776.032 Immunity from criminal prosecution and civil action for justifiable use of force.—

(1) A person who uses force as permitted in s. 776.012, s. 776.013, or s. 776.031 is justified in using such force and is immune from criminal prosecution and civil action for the use of such force, unless the person against whom force was used is a law enforcement officer, as defined in s. 943.10(14), who was acting in the performance of his or her official duties and the officer identified himself or herself in accordance with any applicable law or the person using force knew or reasonably should have known that the person was a law enforcement officer. As used in this subsection, the term “criminal prosecution” includes arresting, detaining in custody, and charging or prosecuting the defendant.

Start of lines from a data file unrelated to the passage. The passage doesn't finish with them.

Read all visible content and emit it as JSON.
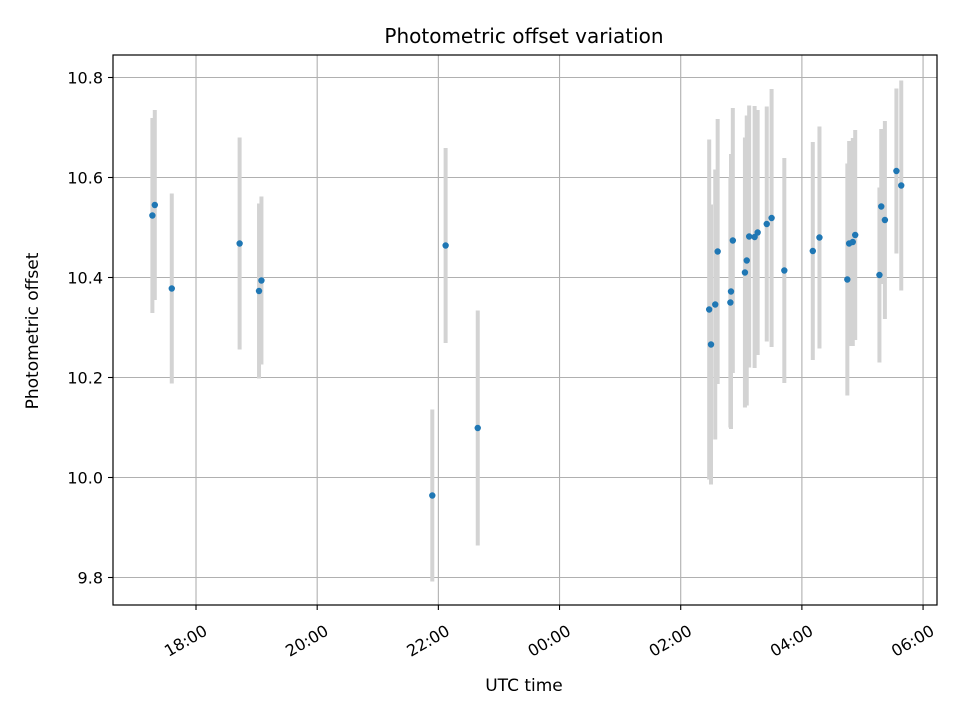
{
  "chart_data": {
    "type": "scatter",
    "title": "Photometric offset variation",
    "xlabel": "UTC time",
    "ylabel": "Photometric offset",
    "x_unit": "hours since 00:00 UTC",
    "xlim": [
      -7.37,
      6.23
    ],
    "ylim": [
      9.745,
      10.845
    ],
    "grid": true,
    "x_ticks": [
      {
        "value": -6,
        "label": "18:00"
      },
      {
        "value": -4,
        "label": "20:00"
      },
      {
        "value": -2,
        "label": "22:00"
      },
      {
        "value": 0,
        "label": "00:00"
      },
      {
        "value": 2,
        "label": "02:00"
      },
      {
        "value": 4,
        "label": "04:00"
      },
      {
        "value": 6,
        "label": "06:00"
      }
    ],
    "y_ticks": [
      {
        "value": 9.8,
        "label": "9.8"
      },
      {
        "value": 10.0,
        "label": "10.0"
      },
      {
        "value": 10.2,
        "label": "10.2"
      },
      {
        "value": 10.4,
        "label": "10.4"
      },
      {
        "value": 10.6,
        "label": "10.6"
      },
      {
        "value": 10.8,
        "label": "10.8"
      }
    ],
    "series": [
      {
        "name": "offset",
        "marker_color": "#1f77b4",
        "errorbar_color": "#d3d3d3",
        "points": [
          {
            "x": -6.72,
            "y": 10.524,
            "err": 0.195
          },
          {
            "x": -6.68,
            "y": 10.545,
            "err": 0.19
          },
          {
            "x": -6.4,
            "y": 10.378,
            "err": 0.19
          },
          {
            "x": -5.28,
            "y": 10.468,
            "err": 0.212
          },
          {
            "x": -4.96,
            "y": 10.373,
            "err": 0.175
          },
          {
            "x": -4.92,
            "y": 10.394,
            "err": 0.168
          },
          {
            "x": -2.1,
            "y": 9.964,
            "err": 0.172
          },
          {
            "x": -1.88,
            "y": 10.464,
            "err": 0.195
          },
          {
            "x": -1.35,
            "y": 10.099,
            "err": 0.235
          },
          {
            "x": 2.47,
            "y": 10.336,
            "err": 0.34
          },
          {
            "x": 2.5,
            "y": 10.266,
            "err": 0.28
          },
          {
            "x": 2.57,
            "y": 10.346,
            "err": 0.27
          },
          {
            "x": 2.61,
            "y": 10.452,
            "err": 0.265
          },
          {
            "x": 2.82,
            "y": 10.35,
            "err": 0.25
          },
          {
            "x": 2.83,
            "y": 10.372,
            "err": 0.275
          },
          {
            "x": 2.86,
            "y": 10.474,
            "err": 0.265
          },
          {
            "x": 3.06,
            "y": 10.41,
            "err": 0.27
          },
          {
            "x": 3.09,
            "y": 10.434,
            "err": 0.29
          },
          {
            "x": 3.13,
            "y": 10.482,
            "err": 0.262
          },
          {
            "x": 3.22,
            "y": 10.481,
            "err": 0.262
          },
          {
            "x": 3.27,
            "y": 10.49,
            "err": 0.245
          },
          {
            "x": 3.42,
            "y": 10.507,
            "err": 0.235
          },
          {
            "x": 3.5,
            "y": 10.519,
            "err": 0.258
          },
          {
            "x": 3.71,
            "y": 10.414,
            "err": 0.225
          },
          {
            "x": 4.18,
            "y": 10.453,
            "err": 0.218
          },
          {
            "x": 4.29,
            "y": 10.48,
            "err": 0.222
          },
          {
            "x": 4.75,
            "y": 10.396,
            "err": 0.232
          },
          {
            "x": 4.78,
            "y": 10.468,
            "err": 0.205
          },
          {
            "x": 4.84,
            "y": 10.471,
            "err": 0.208
          },
          {
            "x": 4.88,
            "y": 10.485,
            "err": 0.21
          },
          {
            "x": 5.28,
            "y": 10.405,
            "err": 0.175
          },
          {
            "x": 5.31,
            "y": 10.542,
            "err": 0.155
          },
          {
            "x": 5.37,
            "y": 10.515,
            "err": 0.198
          },
          {
            "x": 5.56,
            "y": 10.613,
            "err": 0.165
          },
          {
            "x": 5.64,
            "y": 10.584,
            "err": 0.21
          }
        ]
      }
    ]
  }
}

(2) A law enforcement agency may use standard procedures for investigating the use of force as described in subsection (1), but the agency may not arrest the person for using force unless it determines that there is probable cause that the force that was used was unlawful.

(3) The court shall award reasonable attorney’s fees, court costs, compensation for loss of income, and all expenses incurred by the defendant in defense of any civil action brought by a plaintiff if the court finds that the defendant is immune from prosecution as provided in subsection (1).

776.041 Use of force by aggressor. —The justification described in the preceding sections of this chapter is not available to a person who:

(1) Is attempting to commit, committing, or escaping after the commission of, a forcible felony; or

(2) Initially provokes the use of force against himself or herself, unless:

(a) Such force is so great that the person reasonably believes that he or she is in imminent danger of death or great bodily harm and that he or she has exhausted every reasonable means to escape such danger other than the use of force which is likely to cause death or great bodily harm to the assailant; or

(b) In good faith, the person withdraws from physical contact with the assailant and indicates clearly to the assailant that he or she desires to withdraw and terminate the use of force, but the assailant continues or resumes the use of force.

If you can see anything wrong with those standards, or any reason why the federal government should try to change them, please explain why in the comments.

UPDATE: House Democrats announced today that they are withdrawing the “Trayvon Amendment,” for the time being at least.